Wednesday, November 30, 2016

Patents: Learning & Teaching

Patents can provide a wealth of information for people that would like to design an invention they have in mind. You can search to see if the invention already exists or what designs it builds on. This was particularly important for the Senior Engineering Design courses that I was teaching. The professors wanted the students to be able to search databases like IEEE Xplore and Ei Compendex but they also wanted their students to be able to successfully locate patents related to their designs to then write about in their literature reviews before beginning the physical design process.

My starting issue was that I had never actually searched for patents. However, I'm the subject liaison for engineering and went about learning how to use these deliciously unfamiliar databases. No challenge to big! 

To start off with, I went through this PDF tutorial and followed along using the United States Patent and Trademark Office, (USPTO) Patent Full Text and Image Database (PatFT).

Then I watched a video provided by USPTO which teaches you why it's important to search the database using cooperative patent classification (CPC) instead of keywords.
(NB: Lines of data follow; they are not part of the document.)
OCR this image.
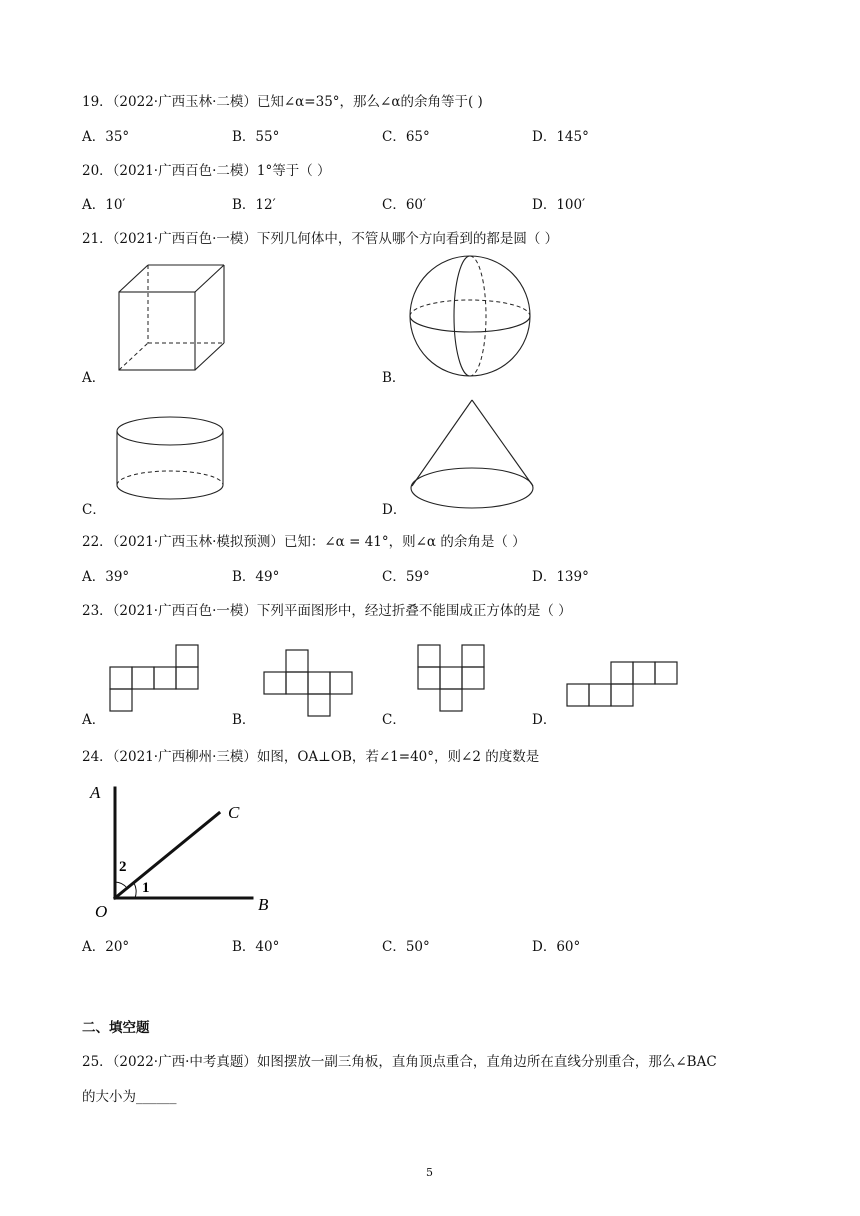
19．（2022·广西玉林·二模）已知∠α=35°，那么∠α的余角等于( )
A．35°	B．55°	C．65°	D．145°
20．（2021·广西百色·二模）1°等于（ ）
A．10′	B．12′	C．60′	D．100′
21．（2021·广西百色·一模）下列几何体中，不管从哪个方向看到的都是圆（ ）
A．	B．
C．	D．
22．（2021·广西玉林·模拟预测）已知：∠α = 41°，则∠α 的余角是（ ）
A．39°	B．49°	C．59°	D．139°
23．（2021·广西百色·一模）下列平面图形中，经过折叠不能围成正方体的是（ ）
A．	B．	C．	D．
24．（2021·广西柳州·三模）如图，OA⊥OB，若∠1=40°，则∠2 的度数是
A
C
O	B
2
1
A．20°	B．40°	C．50°	D．60°
二、填空题
25．（2022·广西·中考真题）如图摆放一副三角板，直角顶点重合，直角边所在直线分别重合，那么∠BAC
的大小为______
5
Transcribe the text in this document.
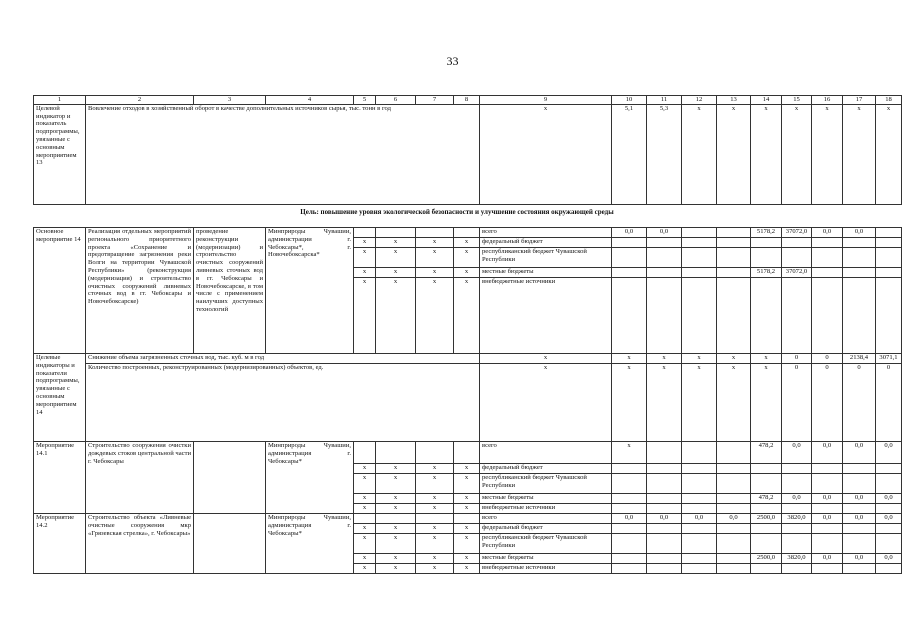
33
1	2	3	4	5	6	7	8	9	10	11	12	13	14	15	16	17	18
Целевой индикатор и показатель подпрограммы, увязанные с основным мероприятием 13	Вовлечение отходов в хозяйственный оборот в качестве дополнительных источников сырья, тыс. тонн в год							x	5,1	5,3	x	x	x	x	x	x	x
Цель: повышение уровня экологической безопасности и улучшение состояния окружающей среды
Основное мероприятие 14	Реализация отдельных мероприятий регионального приоритетного проекта «Сохранение и предотвращение загрязнения реки Волги на территории Чувашской Республики» (реконструкция (модернизация) и строительство очистных сооружений ливневых сточных вод в гг. Чебоксары и Новочебоксарске)	проведение реконструкции (модернизации) и строительство очистных сооружений ливневых сточных вод в гг. Чебоксары и Новочебоксарске, в том числе с применением наилучших доступных технологий	Минприроды Чувашии, администрации г. Чебоксары*, г. Новочебоксарска*					всего	0,0	0,0			5178,2	37072,0	0,0	0,0	
				x	x	x	x	федеральный бюджет									
				x	x	x	x	республиканский бюджет Чувашской Республики									
				x	x	x	x	местные бюджеты					5178,2	37072,0			
				x	x	x	x	внебюджетные источники									
Целевые индикаторы и показатели подпрограммы, увязанные с основным мероприятием 14	Снижение объема загрязненных сточных вод, тыс. куб. м в год							x	x	x	x	x	x	0	0	2138,4	3071,1
	Количество построенных, реконструированных (модернизированных) объектов, ед.							x	x	x	x	x	x	0	0	0	0
Мероприятие 14.1	Строительство сооружения очистки дождевых стоков центральной части г. Чебоксары		Минприроды Чувашии, администрация г. Чебоксары*					всего	x				478,2	0,0	0,0	0,0	0,0
				x	x	x	x	федеральный бюджет									
				x	x	x	x	республиканский бюджет Чувашской Республики									
				x	x	x	x	местные бюджеты					478,2	0,0	0,0	0,0	0,0
				x	x	x	x	внебюджетные источники									
Мероприятие 14.2	Строительство объекта «Ливневые очистные сооружения мкр «Грязевская стрелка», г. Чебоксары»		Минприроды Чувашии, администрация г. Чебоксары*					всего	0,0	0,0	0,0	0,0	2500,0	3820,0	0,0	0,0	0,0
				x	x	x	x	федеральный бюджет									
				x	x	x	x	республиканский бюджет Чувашской Республики									
				x	x	x	x	местные бюджеты					2500,0	3820,0	0,0	0,0	0,0
				x	x	x	x	внебюджетные источники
Once I started to feel I was getting a handle on Patents and CPC, I added a patent page to the library guide for the class (I make a library guide for every class I teach).



The page itself provides steps on searching for patents using Google Patents, links to different patent databases, links to patent related organizations, links to helpful tools like the CPC scheme and International Patent Classification (IPC) catchword index, and much more.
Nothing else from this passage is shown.